Wenezuelska opozycja, mająca większość w parlamencie, poinformowała we wtorek o rozpoczęciu kampanii, której celem jest doprowadzenie do organizacji referendum w sprawie odwołania prezydenta Nicolasa Maduro, po tygodniach kryzysu instytucjonalnego.
Koalicja na rzecz Jedności Demokratycznej (MUD), która zwyciężyła w grudniowych wyborach parlamentarnych, zapowiedziała także starania na rzecz wniesienia poprawek do konstytucji, aby ograniczyć z sześciu do czterech lat kadencję socjalisty Maduro; obecnie wygasa ona w 2019 roku.
"Ludowy ruch nacisku"
Przywódca Koalicji Jesus Torrealba oświadczył, że ponad 20 wchodzących w jej skład partii jednomyślnie zdecydowało uruchomić "wszelkie mechanizmy dla zmian" w konstytucji Wenezueli w poszukiwaniu "rządu jedności narodowej". Opozycja chce w tym celu "zmobilizować większy niż dotychczas ludowy ruch nacisku".
Jednak według analityków procedury rozważane przez opozycyjną większość będą wymagały zgody dwóch instytucji uważanych za zbliżone do rządu, czyli Najwyższego Trybunału Sprawiedliwości i Krajowej Komisji Wyborczej.
Kryzys państwa
Kraj zmaga się z kryzysem instytucjonalnym od czasu pierwszego od 1999 roku wyborczego zwycięstwa opozycji.
Po przegranych wyborach parlamentarnych z 6 grudnia 2015 roku zwolennicy rządu prezydenta Maduro, zwani chavistami (od nazwiska zmarłego w 2013 roku, po niemal 15-letniej prezydenturze przywódcy lewicowej Rewolucji Boliwariańskiej Hugo Chaveza), mianowali 34 nowych sędziów (13 pełnych członków i 21 zastępców) Najwyższego Trybunału Sprawiedliwości.
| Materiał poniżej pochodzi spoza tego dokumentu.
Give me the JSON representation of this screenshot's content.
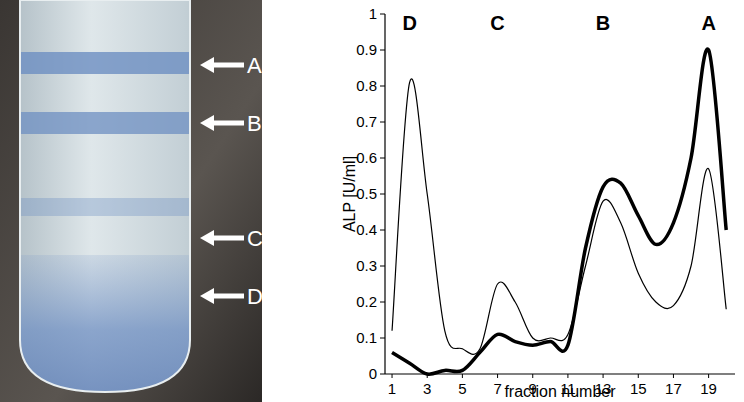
{
  "photo": {
    "labels": [
      "A",
      "B",
      "C",
      "D"
    ]
  },
  "chart_data": {
    "type": "line",
    "x_label": "fraction number",
    "y_label": "ALP [U/ml]",
    "annotations": [
      {
        "text": "D",
        "x": 2
      },
      {
        "text": "C",
        "x": 7
      },
      {
        "text": "B",
        "x": 13
      },
      {
        "text": "A",
        "x": 19
      }
    ],
    "x": [
      1,
      2,
      3,
      4,
      5,
      6,
      7,
      8,
      9,
      10,
      11,
      12,
      13,
      14,
      15,
      16,
      17,
      18,
      19,
      20
    ],
    "series": [
      {
        "color": "#000000",
        "values": [
          0.06,
          0.03,
          0.0,
          0.01,
          0.01,
          0.06,
          0.11,
          0.09,
          0.08,
          0.09,
          0.08,
          0.35,
          0.52,
          0.53,
          0.44,
          0.36,
          0.42,
          0.6,
          0.9,
          0.4
        ]
      },
      {
        "color": "#000000",
        "values": [
          0.12,
          0.81,
          0.5,
          0.12,
          0.07,
          0.07,
          0.25,
          0.2,
          0.1,
          0.1,
          0.11,
          0.3,
          0.48,
          0.42,
          0.28,
          0.2,
          0.19,
          0.3,
          0.57,
          0.18
        ]
      }
    ],
    "xlim": [
      0.6,
      20.5
    ],
    "ylim": [
      0,
      1
    ],
    "xticks": [
      1,
      3,
      5,
      7,
      9,
      11,
      13,
      15,
      17,
      19
    ],
    "yticks": [
      0,
      0.1,
      0.2,
      0.3,
      0.4,
      0.5,
      0.6,
      0.7,
      0.8,
      0.9,
      1
    ],
    "grid": false
  }
}
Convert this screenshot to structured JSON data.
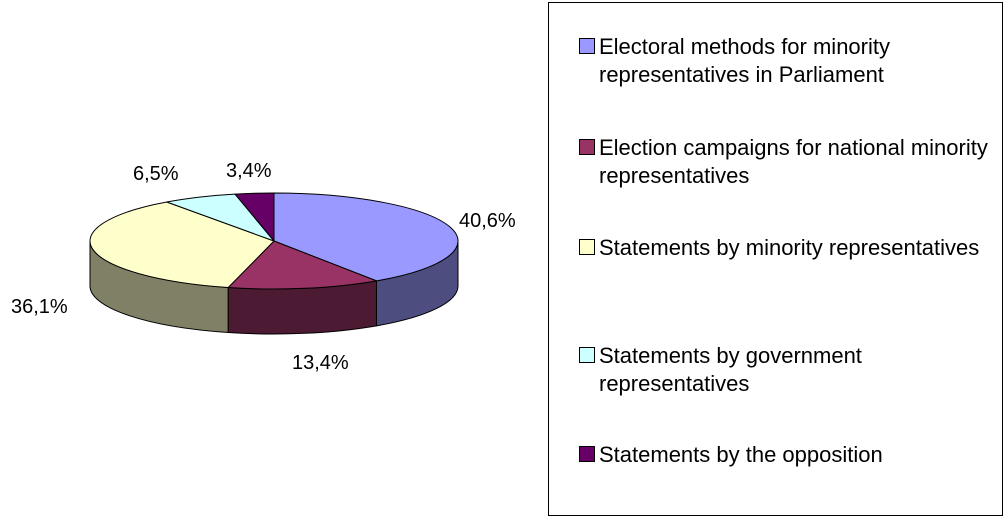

Wyrok Trybunału narzucił parlamentowi "limity legislacyjne".
Blokada instytucjonalna nakłada się na głęboki kryzys gospodarczy, wywołany spadkiem cen ropy naftowej, która jest główną "walutą" Wenezueli, a sytuacja w kraju wobec inflacji (180,9 proc. w 2015 roku) staje się coraz bardziej wybuchowa.